Key Findings and Discussion

So, we successfully reproduced the HRM experiment, which is a great step! But the burning question is: Why did we see a 10% accuracy drop in Sudoku-Extreme and a significant 15% drop in ARC-AGI?

Potential Reasons for the Discrepancies

Training Time: We stumbled upon a tweet mentioning that the ARC training took between 50 to 200 hours, and while the exact setup wasn't shared, it suggests they might have trained the model for a much longer duration than our 24 hours. Longer training times can often lead to improved performance.
Hyperparameter Tuning: It's possible that subtle tweaks to the training setup or hyperparameters could account for the difference. Small changes in learning rates, weight decay, or other settings can sometimes have a significant impact on the final results.
Dataset Variations: Even with the same dataset generation script, there might be slight variations in the dataset used. Different random seeds or data augmentation techniques could lead to subtle differences in the training data, affecting the model's performance.
Hardware and Software Differences: While we used powerful H200 GPUs, the exact hardware and software environment can also play a role. Differences in GPU drivers, PyTorch versions, or other system-level configurations could contribute to the discrepancies.

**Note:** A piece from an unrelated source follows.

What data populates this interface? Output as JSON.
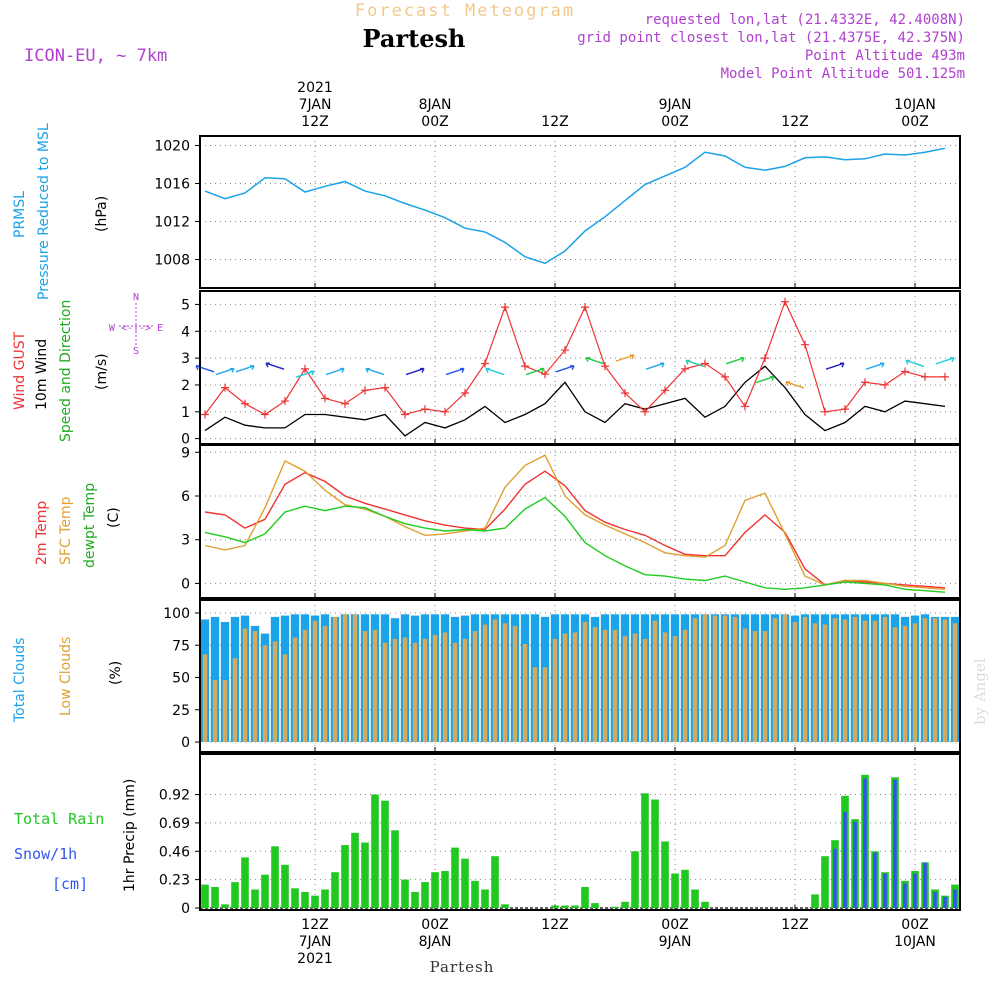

The Intriguing Efficiency of HRM

Despite the accuracy differences, it's still super impressive that HRM achieved 25% accuracy on ARC-AGI with just 960 examples and 24 hours of training. This highlights the model's potential for efficient learning, especially when compared to the vast amounts of data and compute time often required by Large Language Models (LLMs). The efficiency demonstrated by HRM is a key strength that warrants further exploration.

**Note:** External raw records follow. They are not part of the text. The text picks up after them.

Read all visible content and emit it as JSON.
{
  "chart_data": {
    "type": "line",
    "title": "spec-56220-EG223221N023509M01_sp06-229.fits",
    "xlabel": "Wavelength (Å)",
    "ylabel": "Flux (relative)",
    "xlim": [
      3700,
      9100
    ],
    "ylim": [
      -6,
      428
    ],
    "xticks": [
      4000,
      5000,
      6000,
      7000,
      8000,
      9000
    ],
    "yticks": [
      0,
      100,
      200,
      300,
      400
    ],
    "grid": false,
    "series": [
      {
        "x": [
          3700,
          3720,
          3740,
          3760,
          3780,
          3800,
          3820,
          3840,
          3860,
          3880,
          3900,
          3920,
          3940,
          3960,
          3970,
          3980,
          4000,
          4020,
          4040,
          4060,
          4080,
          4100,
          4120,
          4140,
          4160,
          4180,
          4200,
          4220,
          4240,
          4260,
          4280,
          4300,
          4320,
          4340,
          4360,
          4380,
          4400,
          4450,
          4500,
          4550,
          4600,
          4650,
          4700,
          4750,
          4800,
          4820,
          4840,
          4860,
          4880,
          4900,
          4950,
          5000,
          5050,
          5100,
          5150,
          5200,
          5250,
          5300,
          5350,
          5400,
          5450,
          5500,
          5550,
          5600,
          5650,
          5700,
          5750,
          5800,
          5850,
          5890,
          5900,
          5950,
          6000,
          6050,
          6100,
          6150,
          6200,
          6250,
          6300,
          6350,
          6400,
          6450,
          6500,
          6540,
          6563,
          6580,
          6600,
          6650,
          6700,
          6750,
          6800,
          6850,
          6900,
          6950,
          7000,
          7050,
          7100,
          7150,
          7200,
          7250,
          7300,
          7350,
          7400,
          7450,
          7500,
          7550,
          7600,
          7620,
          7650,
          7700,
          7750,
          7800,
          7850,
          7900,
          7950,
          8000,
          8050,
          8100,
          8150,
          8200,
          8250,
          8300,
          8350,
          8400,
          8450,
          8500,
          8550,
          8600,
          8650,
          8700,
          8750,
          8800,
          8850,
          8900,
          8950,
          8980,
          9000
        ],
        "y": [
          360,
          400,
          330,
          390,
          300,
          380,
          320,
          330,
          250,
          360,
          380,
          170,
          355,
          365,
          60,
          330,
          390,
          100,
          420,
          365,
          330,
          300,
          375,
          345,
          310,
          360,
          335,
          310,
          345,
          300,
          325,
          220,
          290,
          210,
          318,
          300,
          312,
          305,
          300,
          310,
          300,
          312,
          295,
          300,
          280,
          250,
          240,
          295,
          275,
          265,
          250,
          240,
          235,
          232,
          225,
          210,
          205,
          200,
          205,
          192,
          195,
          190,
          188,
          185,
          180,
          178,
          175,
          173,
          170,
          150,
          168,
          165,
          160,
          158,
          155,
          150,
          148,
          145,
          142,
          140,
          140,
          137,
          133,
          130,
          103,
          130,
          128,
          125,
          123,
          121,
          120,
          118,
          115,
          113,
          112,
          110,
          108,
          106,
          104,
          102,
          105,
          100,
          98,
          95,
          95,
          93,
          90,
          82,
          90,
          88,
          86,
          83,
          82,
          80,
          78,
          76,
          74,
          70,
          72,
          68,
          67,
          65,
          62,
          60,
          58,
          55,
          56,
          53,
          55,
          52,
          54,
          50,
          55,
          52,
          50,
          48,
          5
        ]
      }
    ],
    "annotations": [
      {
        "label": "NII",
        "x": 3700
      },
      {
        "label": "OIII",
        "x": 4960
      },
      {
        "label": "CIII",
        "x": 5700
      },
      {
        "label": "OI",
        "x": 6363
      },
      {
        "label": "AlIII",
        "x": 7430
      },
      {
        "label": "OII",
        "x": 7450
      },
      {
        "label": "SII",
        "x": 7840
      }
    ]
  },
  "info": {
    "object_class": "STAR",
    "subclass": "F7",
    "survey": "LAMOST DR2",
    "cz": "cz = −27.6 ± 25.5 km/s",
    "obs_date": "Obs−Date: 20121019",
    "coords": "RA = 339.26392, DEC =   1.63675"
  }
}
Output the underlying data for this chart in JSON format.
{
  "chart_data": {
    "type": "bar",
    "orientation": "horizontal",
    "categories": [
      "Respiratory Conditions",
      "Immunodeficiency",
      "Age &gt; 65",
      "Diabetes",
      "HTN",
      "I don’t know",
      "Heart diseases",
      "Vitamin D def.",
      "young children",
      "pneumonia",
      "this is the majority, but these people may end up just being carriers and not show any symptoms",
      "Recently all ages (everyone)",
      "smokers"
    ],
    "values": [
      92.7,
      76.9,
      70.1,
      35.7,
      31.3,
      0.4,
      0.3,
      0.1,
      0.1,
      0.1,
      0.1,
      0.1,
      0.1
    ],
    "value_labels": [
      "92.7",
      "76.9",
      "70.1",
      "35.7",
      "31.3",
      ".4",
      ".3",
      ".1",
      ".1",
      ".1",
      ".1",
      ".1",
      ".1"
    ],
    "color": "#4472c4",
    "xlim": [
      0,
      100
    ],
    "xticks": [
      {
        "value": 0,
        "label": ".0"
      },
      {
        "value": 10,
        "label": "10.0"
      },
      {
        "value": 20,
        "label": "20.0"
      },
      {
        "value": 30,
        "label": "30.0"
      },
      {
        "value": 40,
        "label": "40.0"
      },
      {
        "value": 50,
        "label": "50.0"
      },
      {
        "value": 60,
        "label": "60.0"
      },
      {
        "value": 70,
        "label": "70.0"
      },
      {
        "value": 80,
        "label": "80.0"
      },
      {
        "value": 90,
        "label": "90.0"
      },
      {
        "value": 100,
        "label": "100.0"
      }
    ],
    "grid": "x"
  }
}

Conclusion: Reproducibility and the Quest for Understanding

Our journey to reproduce the HRM experiments has been both enlightening and intriguing. While we didn't exactly match the original accuracy results, we successfully replicated the experiments and gained valuable insights into the model's behavior. The discrepancies we observed highlight the importance of carefully documenting experimental setups and considering the potential impact of factors like training time, hyperparameters, and dataset variations.

The fact that HRM achieved a reasonable level of performance on ARC-AGI with limited data and compute is a testament to its efficiency. We're excited to continue exploring this model and understanding its strengths and limitations. Hopefully, this detailed account of our reproduction efforts will help others in the community as well! We believe that sharing our findings and engaging in open discussions is crucial for advancing research in AI and machine learning. Let's keep the conversation going and work together to unlock the full potential of these exciting models!